Where Have All The Shepherds Gone? They're Retired!
Bishop Joseph Sullivan a retired auxiliary bishop of Brooklyn, New York wrote an op ed yesterday for the Buffalo News. In that opinion piece the retired bishop strikes a tone that is so much more pastoral than the bellicose hectoring of New York’s archbishop.
Here are two paragraphs from Bishop Sullivan’s piece in the Buffalo News.
“What you would probably be surprised to learn is that Catholics are among those who increasingly are reaching out pastorally to the LGBT community. A recent study released by the Public Religion Research Institute found that a majority of Catholics believe that job discrimination against gay and lesbian people should be outlawed. By almost 2 to 1, Catholics believe that gay and lesbian couples should be allowed to adopt children.”
“More than a decade ago, the U. S. Conference of Catholic Bishops issued a graceful message, “Always Our Children,” which reminded us, “For St. Paul love is the greatest of spiritual gifts. St. John considers love to be the most certain sign of God’s presence.” For most Catholics, there can be no statement that better summarizes an attitude of welcoming of our LGBT brothers and sisters than those of Jesus, “love one another as I have loved you.”
The article in America includes these words from Bishop Sullivan.
"Catholics and other religious people who support LGBT rights do so because of their experience of engagement with members of the LGBT community. They are not rebels in their churches, but people who have taken spiritual messages of inclusiveness and welcoming to heart. They are taking the church’s teaching on social justice and applying it to pastoral practice in engaging the LGBT community."
"We see these teachings play out as Catholics across the country engage in prayerful and meaningful dialogues about understanding and embracing the LGBT community. This dialogue is happening amongst faithful families, in student groups on the campuses of Catholic universities, and within church congregations. This dialogue is admittedly difficult, at times, but important."
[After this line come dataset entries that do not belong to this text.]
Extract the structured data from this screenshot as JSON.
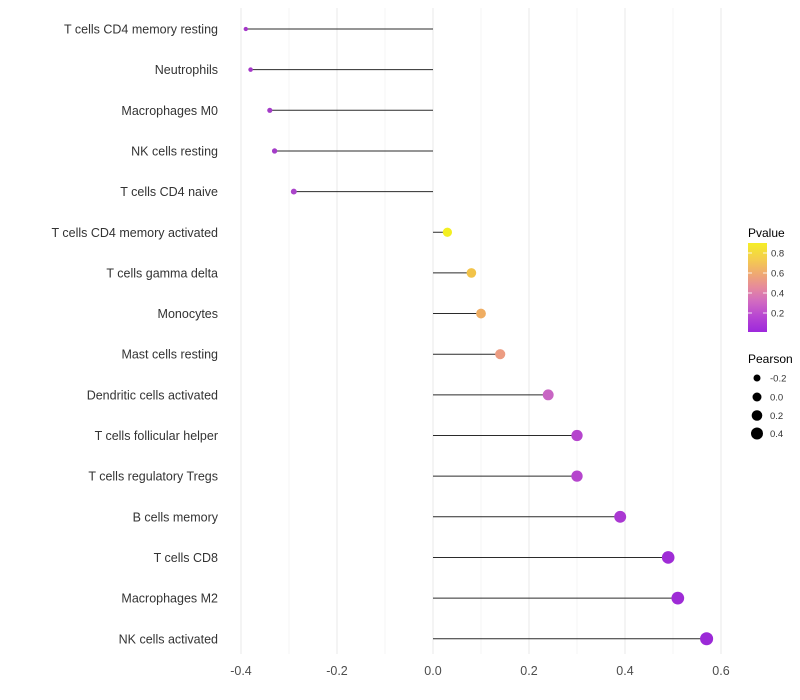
{
  "figure": {
    "background": "#ffffff"
  },
  "chart_data": {
    "type": "scatter",
    "variant": "lollipop",
    "title": "",
    "xlabel": "",
    "ylabel": "",
    "xlim": [
      -0.455,
      0.645
    ],
    "x_ticks": [
      -0.4,
      -0.2,
      0.0,
      0.2,
      0.4,
      0.6
    ],
    "x_tick_labels": [
      "-0.4",
      "-0.2",
      "0.0",
      "0.2",
      "0.4",
      "0.6"
    ],
    "x_minor_ticks": [
      -0.3,
      -0.1,
      0.1,
      0.3,
      0.5
    ],
    "grid": {
      "vertical_major": true,
      "vertical_minor": true,
      "horizontal": false
    },
    "categories": [
      "T cells CD4 memory resting",
      "Neutrophils",
      "Macrophages M0",
      "NK cells resting",
      "T cells CD4 naive",
      "T cells CD4 memory activated",
      "T cells gamma delta",
      "Monocytes",
      "Mast cells resting",
      "Dendritic cells activated",
      "T cells follicular helper",
      "T cells regulatory  Tregs",
      "B cells memory",
      "T cells CD8",
      "Macrophages M2",
      "NK cells activated"
    ],
    "series": [
      {
        "name": "Pearson",
        "values": [
          -0.39,
          -0.38,
          -0.34,
          -0.33,
          -0.29,
          0.03,
          0.08,
          0.1,
          0.14,
          0.24,
          0.3,
          0.3,
          0.39,
          0.49,
          0.51,
          0.57
        ]
      }
    ],
    "points": [
      {
        "label": "T cells CD4 memory resting",
        "pearson": -0.39,
        "color": "#a436c8"
      },
      {
        "label": "Neutrophils",
        "pearson": -0.38,
        "color": "#a436c8"
      },
      {
        "label": "Macrophages M0",
        "pearson": -0.34,
        "color": "#a43cc8"
      },
      {
        "label": "NK cells resting",
        "pearson": -0.33,
        "color": "#a43cc8"
      },
      {
        "label": "T cells CD4 naive",
        "pearson": -0.29,
        "color": "#aa44ca"
      },
      {
        "label": "T cells CD4 memory activated",
        "pearson": 0.03,
        "color": "#f3ef21"
      },
      {
        "label": "T cells gamma delta",
        "pearson": 0.08,
        "color": "#f2c349"
      },
      {
        "label": "Monocytes",
        "pearson": 0.1,
        "color": "#efad62"
      },
      {
        "label": "Mast cells resting",
        "pearson": 0.14,
        "color": "#ec9c82"
      },
      {
        "label": "Dendritic cells activated",
        "pearson": 0.24,
        "color": "#c865c3"
      },
      {
        "label": "T cells follicular helper",
        "pearson": 0.3,
        "color": "#b545cd"
      },
      {
        "label": "T cells regulatory  Tregs",
        "pearson": 0.3,
        "color": "#b545cd"
      },
      {
        "label": "B cells memory",
        "pearson": 0.39,
        "color": "#aa38d2"
      },
      {
        "label": "T cells CD8",
        "pearson": 0.49,
        "color": "#9f2cd6"
      },
      {
        "label": "Macrophages M2",
        "pearson": 0.51,
        "color": "#9e2bd6"
      },
      {
        "label": "NK cells activated",
        "pearson": 0.57,
        "color": "#9b29d7"
      }
    ],
    "legend_color": {
      "title": "Pvalue",
      "position": "right",
      "tick_labels": [
        "0.8",
        "0.6",
        "0.4",
        "0.2"
      ],
      "gradient_stops": [
        {
          "offset": 0.0,
          "color": "#f5ee27"
        },
        {
          "offset": 0.18,
          "color": "#f4cd4e"
        },
        {
          "offset": 0.35,
          "color": "#efa873"
        },
        {
          "offset": 0.5,
          "color": "#e68a9c"
        },
        {
          "offset": 0.65,
          "color": "#d26cc0"
        },
        {
          "offset": 0.82,
          "color": "#b847d2"
        },
        {
          "offset": 1.0,
          "color": "#9d28dc"
        }
      ]
    },
    "legend_size": {
      "title": "Pearson",
      "position": "right",
      "tick_labels": [
        "-0.2",
        "0.0",
        "0.2",
        "0.4"
      ],
      "tick_values": [
        -0.2,
        0.0,
        0.2,
        0.4
      ],
      "dot_color": "#000000"
    },
    "size_scale": {
      "ref": -0.2,
      "d2_at_ref": 49,
      "d2_per_unit": 158.33
    },
    "style": {
      "stem_color": "#2b2b2b",
      "grid_major_color": "#e9e9e9",
      "grid_minor_color": "#f5f5f5",
      "axis_text_color": "#4d4d4d",
      "category_text_color": "#333333",
      "legend_text_color": "#333333"
    }
  }
}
Back on May 13th. the archbishop of New York, Timothy Dolin, went on a rant condemning the movement toward the recognition of gay marriage in his blog titled "Marriage: The Core of Every Civilization". In his blog the archbishop always uses the word “homosexual” which is offensive and distancing even as he talks of welcome.
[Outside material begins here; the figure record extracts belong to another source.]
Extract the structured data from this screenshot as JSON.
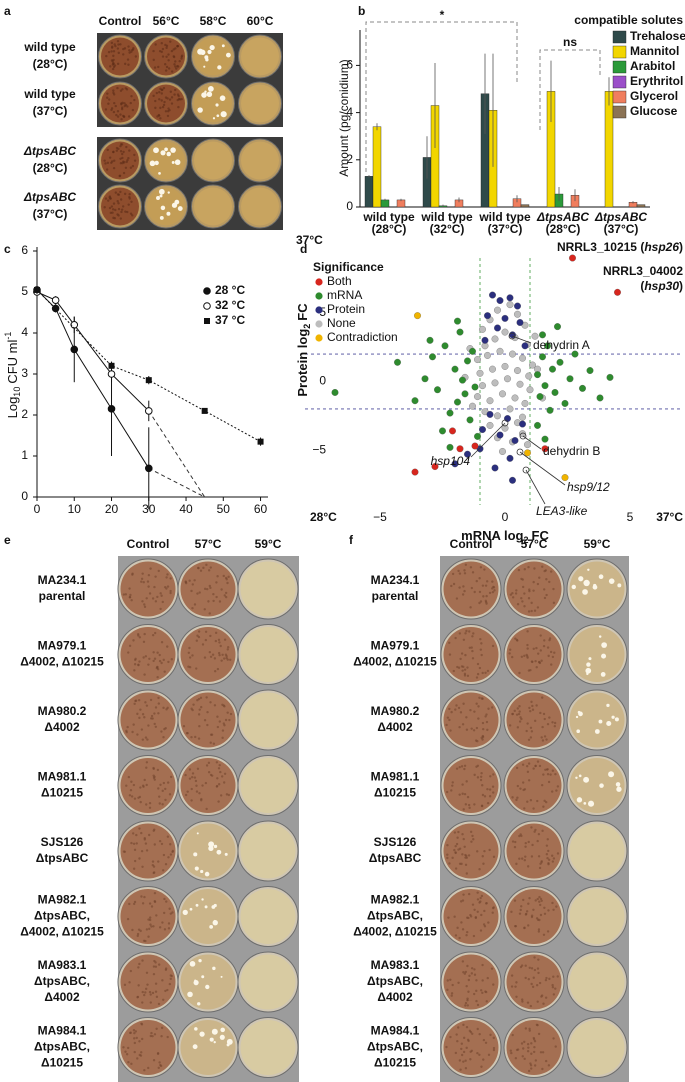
{
  "panel_labels": [
    "a",
    "b",
    "c",
    "d",
    "e",
    "f"
  ],
  "photo_panels": {
    "a": {
      "columns": [
        "Control",
        "56°C",
        "58°C",
        "60°C"
      ],
      "rows": [
        [
          "wild type",
          "(28°C)"
        ],
        [
          "wild type",
          "(37°C)"
        ],
        [
          "ΔtpsABC",
          "(28°C)"
        ],
        [
          "ΔtpsABC",
          "(37°C)"
        ]
      ]
    },
    "e": {
      "columns": [
        "Control",
        "57°C",
        "59°C"
      ],
      "rows": [
        [
          "MA234.1",
          "parental"
        ],
        [
          "MA979.1",
          "Δ4002, Δ10215"
        ],
        [
          "MA980.2",
          "Δ4002"
        ],
        [
          "MA981.1",
          "Δ10215"
        ],
        [
          "SJS126",
          "ΔtpsABC"
        ],
        [
          "MA982.1",
          "ΔtpsABC,",
          "Δ4002, Δ10215"
        ],
        [
          "MA983.1",
          "ΔtpsABC,",
          "Δ4002"
        ],
        [
          "MA984.1",
          "ΔtpsABC,",
          "Δ10215"
        ]
      ]
    },
    "f": {
      "columns": [
        "Control",
        "57°C",
        "59°C"
      ],
      "rows": [
        [
          "MA234.1",
          "parental"
        ],
        [
          "MA979.1",
          "Δ4002, Δ10215"
        ],
        [
          "MA980.2",
          "Δ4002"
        ],
        [
          "MA981.1",
          "Δ10215"
        ],
        [
          "SJS126",
          "ΔtpsABC"
        ],
        [
          "MA982.1",
          "ΔtpsABC,",
          "Δ4002, Δ10215"
        ],
        [
          "MA983.1",
          "ΔtpsABC,",
          "Δ4002"
        ],
        [
          "MA984.1",
          "ΔtpsABC,",
          "Δ10215"
        ]
      ]
    }
  },
  "chart_data": [
    {
      "type": "bar",
      "ylabel": "Amount (pg/conidium)",
      "legend_title": "compatible solutes",
      "categories": [
        [
          "wild type",
          "(28°C)"
        ],
        [
          "wild type",
          "(32°C)"
        ],
        [
          "wild type",
          "(37°C)"
        ],
        [
          "ΔtpsABC",
          "(28°C)"
        ],
        [
          "ΔtpsABC",
          "(37°C)"
        ]
      ],
      "series": [
        {
          "name": "Trehalose",
          "color": "#2f4a4a",
          "values": [
            1.3,
            2.1,
            4.8,
            0,
            0
          ],
          "errors": [
            0.05,
            0.9,
            1.7,
            0,
            0
          ]
        },
        {
          "name": "Mannitol",
          "color": "#f2d600",
          "values": [
            3.4,
            4.3,
            4.1,
            4.9,
            4.9
          ],
          "errors": [
            0.15,
            1.8,
            2.4,
            1.3,
            0.6
          ]
        },
        {
          "name": "Arabitol",
          "color": "#2b9a3a",
          "values": [
            0.3,
            0.05,
            0,
            0.55,
            0
          ],
          "errors": [
            0.05,
            0.05,
            0,
            0.3,
            0
          ]
        },
        {
          "name": "Erythritol",
          "color": "#9b4fc9",
          "values": [
            0,
            0,
            0,
            0,
            0
          ],
          "errors": [
            0,
            0,
            0,
            0,
            0
          ]
        },
        {
          "name": "Glycerol",
          "color": "#f07e5e",
          "values": [
            0.3,
            0.3,
            0.35,
            0.5,
            0.2
          ],
          "errors": [
            0.05,
            0.1,
            0.15,
            0.25,
            0.05
          ]
        },
        {
          "name": "Glucose",
          "color": "#8b7355",
          "values": [
            0,
            0,
            0.1,
            0,
            0.1
          ],
          "errors": [
            0,
            0,
            0,
            0,
            0
          ]
        }
      ],
      "ylim": [
        0,
        7.5
      ],
      "yticks": [
        0,
        2,
        4,
        6
      ],
      "annotations": [
        "*",
        "ns"
      ]
    },
    {
      "type": "line",
      "ylabel": [
        "Log",
        "10",
        "CFU ml",
        "-1"
      ],
      "series": [
        {
          "name": "28 °C",
          "marker": "filled-circle",
          "x": [
            0,
            5,
            10,
            20,
            30
          ],
          "values": [
            5.05,
            4.6,
            3.6,
            2.15,
            0.7
          ],
          "errors": [
            0.1,
            0.1,
            0.8,
            1.15,
            1.0
          ],
          "extrapolation": {
            "x": 45,
            "y": 0
          }
        },
        {
          "name": "32 °C",
          "marker": "open-circle",
          "x": [
            0,
            5,
            10,
            20,
            30
          ],
          "values": [
            5.0,
            4.8,
            4.2,
            3.0,
            2.1
          ],
          "errors": [
            0.1,
            0.1,
            0.2,
            0.2,
            0.25
          ],
          "extrapolation": {
            "x": 45,
            "y": 0
          }
        },
        {
          "name": "37 °C",
          "marker": "square",
          "x": [
            0,
            20,
            30,
            45,
            60
          ],
          "values": [
            5.05,
            3.2,
            2.85,
            2.1,
            1.35
          ],
          "errors": [
            0.1,
            0.1,
            0.1,
            0.05,
            0.1
          ]
        }
      ],
      "xlim": [
        0,
        62
      ],
      "ylim": [
        0,
        6
      ],
      "xticks": [
        0,
        10,
        20,
        30,
        40,
        50,
        60
      ],
      "yticks": [
        0,
        1,
        2,
        3,
        4,
        5,
        6
      ]
    },
    {
      "type": "scatter",
      "legend_title": "Significance",
      "xlabel": [
        "mRNA log",
        "2",
        "FC"
      ],
      "ylabel": [
        "Protein log",
        "2",
        "FC"
      ],
      "corner_labels": [
        "37°C",
        "28°C",
        "37°C"
      ],
      "xlim": [
        -8,
        7
      ],
      "ylim": [
        -9,
        9
      ],
      "xticks": [
        {
          "value": -5,
          "label": "−5"
        },
        0,
        5
      ],
      "yticks": [
        {
          "value": -5,
          "label": "−5"
        },
        0,
        5
      ],
      "thresholds": {
        "x": [
          -1,
          1
        ],
        "y": [
          -2,
          2
        ]
      },
      "series": [
        {
          "name": "Both",
          "color": "#d7261e",
          "x": [
            2.7,
            4.5,
            -3.6,
            -2.8,
            -2.1,
            -1.8,
            -1.2,
            1.6
          ],
          "values": [
            9.0,
            6.5,
            -6.6,
            -6.2,
            -3.6,
            -4.9,
            -4.7,
            -4.9
          ]
        },
        {
          "name": "mRNA",
          "color": "#2e8b2e",
          "x": [
            -6.8,
            -4.3,
            -3.6,
            -3.2,
            -2.9,
            -2.7,
            -2.4,
            -2.2,
            -2.0,
            -1.9,
            -1.8,
            -1.7,
            -1.6,
            -1.5,
            -1.4,
            -1.3,
            -1.2,
            -2.5,
            -3.0,
            -1.9,
            1.3,
            1.4,
            1.5,
            1.6,
            1.7,
            1.8,
            1.9,
            2.0,
            2.2,
            2.4,
            2.6,
            2.8,
            3.1,
            3.4,
            3.8,
            4.2,
            1.5,
            1.3,
            2.1,
            1.6,
            -1.1,
            -2.2
          ],
          "values": [
            -0.8,
            1.4,
            -1.4,
            0.2,
            1.8,
            -0.6,
            2.6,
            -2.3,
            0.9,
            -1.5,
            3.6,
            0.1,
            -0.9,
            1.5,
            -2.8,
            2.2,
            -0.4,
            -3.6,
            3.0,
            4.4,
            0.5,
            -1.1,
            1.8,
            -0.3,
            2.6,
            -2.1,
            0.9,
            -0.8,
            1.4,
            -1.6,
            0.2,
            2.0,
            -0.5,
            0.8,
            -1.2,
            0.3,
            3.4,
            -3.2,
            4.0,
            -4.2,
            -4.0,
            -4.8
          ]
        },
        {
          "name": "Protein",
          "color": "#2b2f7e",
          "x": [
            -0.5,
            -0.2,
            0.2,
            0.5,
            -0.7,
            0.0,
            0.6,
            -0.3,
            0.3,
            -0.8,
            0.8,
            -0.6,
            0.1,
            0.7,
            -0.9,
            -0.2,
            0.4,
            -1.0,
            0.2,
            -0.4,
            0.3,
            -1.5,
            -2.0
          ],
          "values": [
            6.3,
            5.9,
            6.1,
            5.5,
            4.8,
            4.6,
            4.3,
            3.9,
            3.4,
            3.0,
            2.6,
            -2.4,
            -2.7,
            -3.1,
            -3.5,
            -3.9,
            -4.3,
            -4.9,
            -5.6,
            -6.3,
            -7.2,
            -5.3,
            -6.0
          ]
        },
        {
          "name": "None",
          "color": "#bdbdbd",
          "x": [
            -0.9,
            -0.6,
            -0.3,
            0.2,
            0.5,
            0.8,
            -0.8,
            -0.4,
            0,
            0.4,
            0.9,
            -1.1,
            -0.7,
            -0.2,
            0.3,
            0.7,
            1.1,
            -1.0,
            -0.5,
            0,
            0.5,
            0.95,
            -0.9,
            -0.4,
            0.1,
            0.6,
            1.0,
            -1.1,
            -0.6,
            -0.1,
            0.4,
            0.8,
            -0.8,
            -0.3,
            0.2,
            0.7,
            -0.6,
            0,
            0.5,
            -0.3,
            0.3,
            0.7,
            -1.3,
            1.3,
            -1.4,
            1.2,
            -0.1,
            0.9,
            1.5,
            -1.6
          ],
          "values": [
            3.8,
            4.5,
            5.2,
            5.6,
            4.9,
            4.1,
            2.6,
            3.1,
            3.6,
            3.2,
            2.7,
            1.6,
            1.9,
            2.2,
            2.0,
            1.7,
            1.2,
            0.6,
            0.9,
            1.1,
            0.8,
            0.4,
            -0.3,
            -0.1,
            0.2,
            -0.2,
            -0.6,
            -1.1,
            -1.4,
            -0.9,
            -1.2,
            -1.6,
            -2.2,
            -2.5,
            -2.0,
            -2.6,
            -3.2,
            -3.4,
            -3.0,
            -4.1,
            -4.4,
            -3.8,
            -1.8,
            0.9,
            2.4,
            3.3,
            -5.1,
            -4.6,
            -1.2,
            0.3
          ]
        },
        {
          "name": "Contradiction",
          "color": "#f0b400",
          "x": [
            -3.5,
            2.4,
            0.9
          ],
          "values": [
            4.8,
            -7.0,
            -5.2
          ]
        }
      ],
      "annotations": [
        {
          "lines": [
            [
              "NRRL3_10215 (",
              "hsp26",
              ")"
            ]
          ]
        },
        {
          "lines": [
            [
              "NRRL3_04002"
            ],
            [
              "(",
              "hsp30",
              ")"
            ]
          ]
        },
        {
          "lines": [
            [
              "dehydrin A"
            ]
          ]
        },
        {
          "lines": [
            [
              "hsp104"
            ]
          ]
        },
        {
          "lines": [
            [
              "dehydrin B"
            ]
          ]
        },
        {
          "lines": [
            [
              "hsp9/12"
            ]
          ]
        },
        {
          "lines": [
            [
              "LEA3-like"
            ]
          ]
        }
      ]
    }
  ]
}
When a reporter asked me[Dolin]for a comment, I replied, “They’re right: we do love and respect homosexual people."
There are a few comments that repeat the standard theme of church teaching. Many other comments talk about how marriage has been defined differently over the centuries as well as the fact that marriage was a civil institution before the church got involved.
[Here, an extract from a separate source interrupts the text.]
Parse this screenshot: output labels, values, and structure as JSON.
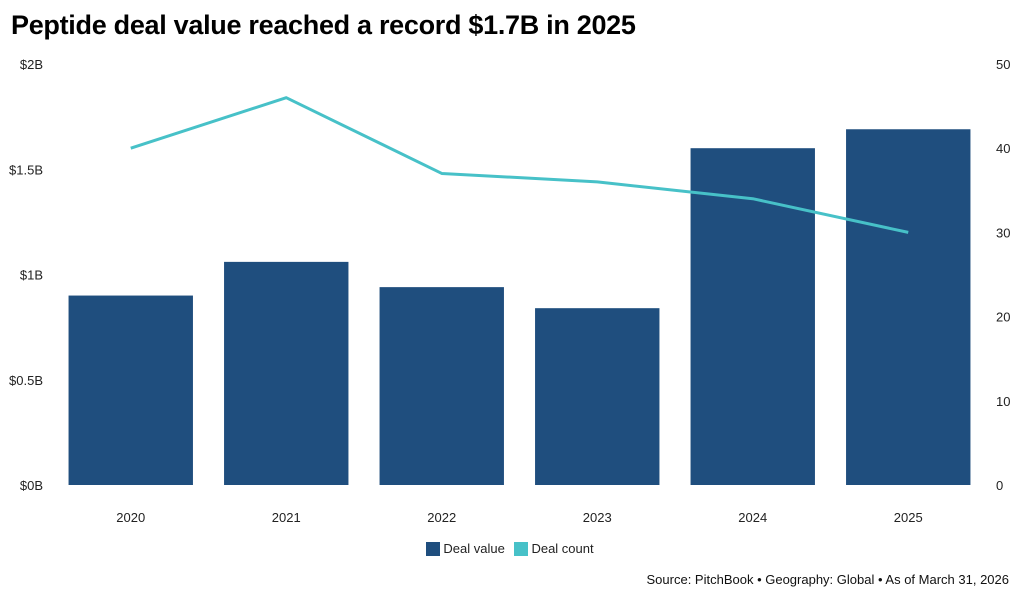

One commentator even challengs the archbishop to meet with him. He suggests that the archbishop is a coward. I agree.
Over the years the bishops have never tried to engage in a meaningful discussion with the GLBT community. So the bishops, the so called shepherds, remain in their ignorance and can rightfully be called bigots, which seems to offend the archbishop.
That is why I want to call attention to words of Bishop Sullivan. He speaks like a shepherd. He speaks in a way that invites a response and dialogue.